I wanted my revenge, but I’m not so selfish that I could justify the blood that plan required.
And now we’re here. Married.
It’s awkward…but he probably doesn’t even remember offering to marry me, never thought of it after he calmly nodded and left. I’d expected anger, but there was none. It was only business.
I didn’t expect to think of him over the years. To imagine what it would have been like to accept the offer from this gargoyle with the power to make my breath catch. The interaction infected me.
I’d compare every date to Stoneheart whether I wanted to or not. Every man I’d cradle between my thighs for a night, I secretly wondered how different the act would be with him. Even wished I hadn’t been quite as quick to reject his offer.
But the morning after would bloom and all the same reasons I didn’t accept were illuminated by the light of day.
Still, I kept my ears open to the politics. I’d watched him gain more standing and power until he became a force similar to Kalos. Until the Council wouldn’t allow him to grow by taking over neighbors anymore.
I almost expected him to make the offer again…
As he stops a step away from me, nerves flutter in my stomach, and the discomfort tightening my lungs isn’t fear, it’s awareness. My skin tingles and itches under the tight wedding dress that was nothing like I would have guessed I’d want to wear, but instantly needed once I saw it.
Stoneheart raises his hand between us, the backs of his claws skimming over the pretty lace encasing my body before lightly resting on the skin over my collarbone. His eyes follow the motion, and I’m transfixed by the cool expression on his face.
“I must place my mating bite on you tonight,” he says almost as an afterthought.
“What?” The word comes out loud in alarm.
“Did you think a wedding would be enough?” he asks, meeting my gaze in challenge.
A bite is serious business. I don’t know the specifics of them since it’s rare for witches to go through the process of being soul bonded, but shifters and others forge mate bonds through bites.
“Isn’t a bond risky?” I ask. If a bonded person dies, more often than not, their mate follows them.
My mind screams at me to take a step back, but I’m trapped by his light gray eyes. A part of me craves the dominance Stoneheart effortlessly exudes, aches to give him anything he requests.
He frowns. “Gargoyles don’t bond through bites. The claiming mark is…superficial.”
“Oh.” I don’t know much about gargoyles, even being as obsessed as I am with this one.

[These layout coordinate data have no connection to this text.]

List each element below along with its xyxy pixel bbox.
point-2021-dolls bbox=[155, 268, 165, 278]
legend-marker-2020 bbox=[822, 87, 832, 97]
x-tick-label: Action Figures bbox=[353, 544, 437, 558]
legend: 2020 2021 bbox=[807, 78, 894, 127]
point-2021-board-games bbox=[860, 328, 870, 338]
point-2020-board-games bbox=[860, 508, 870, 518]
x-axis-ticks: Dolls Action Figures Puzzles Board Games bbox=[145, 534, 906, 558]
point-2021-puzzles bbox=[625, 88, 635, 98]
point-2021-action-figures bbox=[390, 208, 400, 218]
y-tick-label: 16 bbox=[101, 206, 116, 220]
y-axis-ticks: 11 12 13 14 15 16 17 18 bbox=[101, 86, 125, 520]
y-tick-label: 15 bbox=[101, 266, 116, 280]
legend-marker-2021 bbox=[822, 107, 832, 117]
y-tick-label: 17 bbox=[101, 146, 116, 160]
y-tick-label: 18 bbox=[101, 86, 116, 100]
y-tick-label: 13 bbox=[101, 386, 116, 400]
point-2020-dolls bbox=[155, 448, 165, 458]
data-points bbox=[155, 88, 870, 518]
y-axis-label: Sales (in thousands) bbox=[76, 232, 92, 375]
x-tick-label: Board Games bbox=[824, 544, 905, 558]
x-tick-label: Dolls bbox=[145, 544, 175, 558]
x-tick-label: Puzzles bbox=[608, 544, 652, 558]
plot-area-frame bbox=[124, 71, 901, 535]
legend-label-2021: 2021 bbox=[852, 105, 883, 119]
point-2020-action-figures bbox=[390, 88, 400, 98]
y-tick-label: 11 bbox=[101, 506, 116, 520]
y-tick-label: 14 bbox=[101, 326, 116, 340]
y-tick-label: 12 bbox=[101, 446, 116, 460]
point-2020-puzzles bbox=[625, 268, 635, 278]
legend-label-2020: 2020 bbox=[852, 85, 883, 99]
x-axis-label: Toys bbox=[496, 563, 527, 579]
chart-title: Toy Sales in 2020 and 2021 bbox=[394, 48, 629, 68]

I’m still stuck on the fact he wants to bite me. We’ll be doing more intimate acts than that tonight, but something about that, the way his pale gray gaze burned into me when he said it, makes me hesitate.
“We did sign the contract in blood,” I say, but the moment lets me think instead of panic.
I’ve already come to the conclusion that he’s right by the time he makes a sound of dismissal at my words. The Council will press any advantage they have. Right now, we’re legal mates by marriage. It’s an arrangement that is fine for witches, but shifters would be hard-pressed to recognize it.
More so than the Council, the people in the Leonid territory won’t recognize Stoneheart as my mate without a bite to show for it.
I clear my throat and nod. “You’re right. You have to bite me.”